The Massachusetts Senate Race: A New Rise in Conservatism?

A little known Democratic Senator from IL, Barack Obama, shocked the nation by defeating long time Senator from AZ., John McCain, in the election of 2008. Everybody believed that conservatism was all but dead and it would take a generation to see the rise of conservatism again. Even Historian Sean Wilentz believed that conservatism, in the tradition of Ronald Reagan, was over. Obama took the oath of office on January 20, 2009. One year later, conservatism once again may not be dead but on the rise just like it did during the late 1960s and
1970s that led to it's climax of propelling Ronald Reagan in the White House for two terms.

In 1964, Lyndon B. Johnson,who succeeded the late President John F. Kennedy, won a decisive victory over Sen. Barry Goldwater (AZ-R) and "portrayed as a permanent liberal consensus in the United States" as Historian Rick Perlstein argued. Public sentiment began to fear that Johnson was moving too quickly to push his liberal agenda (particularly the Great Society Program) through Congress. The mid-term elections of 1966 proved that the electorate became dissatisfied with the rapid spread of liberalism that many liberal members of Congress were voted out of office.

Conservatism continued to rise while the liberals of the Democratic Party became divided, especially during the 1968 presidential election. With Robert F. Kennedy's assassination, the Democrats were in trouble since the two Democratic candidates were divided on the issue of the Vietnam War. The two candidates, Hubert Humphrey, Johnson's Vice President, was not exactly an anti-war candidate and many feared that he would continue the war whereas Eugene McCarthy was the Party's anti-war candidate. At the 1968 convention, the Democratic Party nominated Humphrey while the conservatives strongly united around Richard M. Nixon. Nixon played off the fractured Democratic Party and won a decisive victory in the 1968 Presidential Election over Humphrey. However, Nixon's presidency was tainted by the Watergate Scandal that propelled Jimmy Carter, the Democratic Georgia Governor, to win the presidency in 1976 over President Gerald Ford. Finally, Carter's presidency proved a disaster and with a strong national conservative grass-roots base that started in the late 1960s came to their climax in 1980 when California Governor Ronald Reagean ascended to the White House.

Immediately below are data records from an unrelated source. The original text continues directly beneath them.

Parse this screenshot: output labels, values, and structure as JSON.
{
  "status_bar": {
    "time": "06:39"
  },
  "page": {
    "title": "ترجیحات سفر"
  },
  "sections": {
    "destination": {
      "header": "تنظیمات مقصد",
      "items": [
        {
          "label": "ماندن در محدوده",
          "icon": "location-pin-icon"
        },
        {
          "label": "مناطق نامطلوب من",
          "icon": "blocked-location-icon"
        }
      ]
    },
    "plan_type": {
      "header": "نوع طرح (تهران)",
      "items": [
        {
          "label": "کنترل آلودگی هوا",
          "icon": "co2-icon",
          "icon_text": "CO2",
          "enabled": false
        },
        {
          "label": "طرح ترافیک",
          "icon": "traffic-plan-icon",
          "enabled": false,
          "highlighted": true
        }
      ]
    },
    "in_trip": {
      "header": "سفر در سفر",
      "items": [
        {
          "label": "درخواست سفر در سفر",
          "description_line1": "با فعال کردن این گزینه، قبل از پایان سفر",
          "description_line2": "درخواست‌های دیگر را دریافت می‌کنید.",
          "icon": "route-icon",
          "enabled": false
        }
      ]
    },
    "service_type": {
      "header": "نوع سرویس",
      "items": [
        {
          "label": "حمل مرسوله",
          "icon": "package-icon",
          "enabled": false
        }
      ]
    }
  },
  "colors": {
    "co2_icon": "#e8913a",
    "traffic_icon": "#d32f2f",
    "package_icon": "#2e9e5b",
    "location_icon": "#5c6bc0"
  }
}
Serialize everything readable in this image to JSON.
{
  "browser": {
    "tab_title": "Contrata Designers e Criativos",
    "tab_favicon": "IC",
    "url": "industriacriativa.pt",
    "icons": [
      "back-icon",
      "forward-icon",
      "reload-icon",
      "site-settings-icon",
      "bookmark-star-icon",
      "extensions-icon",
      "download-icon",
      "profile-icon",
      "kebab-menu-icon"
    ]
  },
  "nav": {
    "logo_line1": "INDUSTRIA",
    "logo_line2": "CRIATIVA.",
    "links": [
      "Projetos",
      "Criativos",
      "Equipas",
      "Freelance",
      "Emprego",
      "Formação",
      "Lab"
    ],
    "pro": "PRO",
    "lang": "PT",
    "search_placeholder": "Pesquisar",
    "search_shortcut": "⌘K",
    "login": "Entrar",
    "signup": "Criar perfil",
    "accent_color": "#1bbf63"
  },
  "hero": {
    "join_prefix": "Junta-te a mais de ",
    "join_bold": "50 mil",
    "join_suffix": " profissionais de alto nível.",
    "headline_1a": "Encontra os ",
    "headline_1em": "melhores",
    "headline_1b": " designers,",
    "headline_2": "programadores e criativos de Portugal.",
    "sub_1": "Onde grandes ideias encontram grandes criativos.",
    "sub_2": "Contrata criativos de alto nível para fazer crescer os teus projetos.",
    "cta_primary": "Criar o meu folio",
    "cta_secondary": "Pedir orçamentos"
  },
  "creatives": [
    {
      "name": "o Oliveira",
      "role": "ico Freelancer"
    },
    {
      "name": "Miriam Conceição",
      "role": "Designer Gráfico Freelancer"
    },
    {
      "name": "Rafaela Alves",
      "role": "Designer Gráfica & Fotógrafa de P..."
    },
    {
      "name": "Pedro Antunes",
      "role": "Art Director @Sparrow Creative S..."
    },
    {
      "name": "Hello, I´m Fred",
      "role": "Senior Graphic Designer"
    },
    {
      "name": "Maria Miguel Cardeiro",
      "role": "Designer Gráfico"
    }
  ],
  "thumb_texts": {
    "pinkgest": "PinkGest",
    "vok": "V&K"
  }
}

Within one year that Obama took office, it seems that Republican conservatism began to take hold in three important elections. In 2009, Robert F. McDonnell, the Republican candidate, ended eight years of Democratic control in the Virgina Gubernatorial Race while Christopher J. Christie, the Republican Gubernatorial candidate ended twelve years of Democratic control in New Jersey, seen by many as a large liberal State. Finally, within the last week, the unthinkable happened; the State of Massachusetts, for the first time in about thirty years elected Scott Brown, a Republican State Senator, in a special Senate Race to replace the late Edward M. Kennedy. If the trend continues the way it has been from the past year, then this can be considered the new rise of the conservative movement, organized by grass roots organizations such as the Tea Parties and peoples' fierce discontent with the current Government as evidence by the countless town hall meetings that took place within the year. It's still too early to asses if this new rise of conservatism is very similar as the one happened during the late 1960s and 1970s. Time will tell if the phrase "history tends to repeat itself" becomes true or not.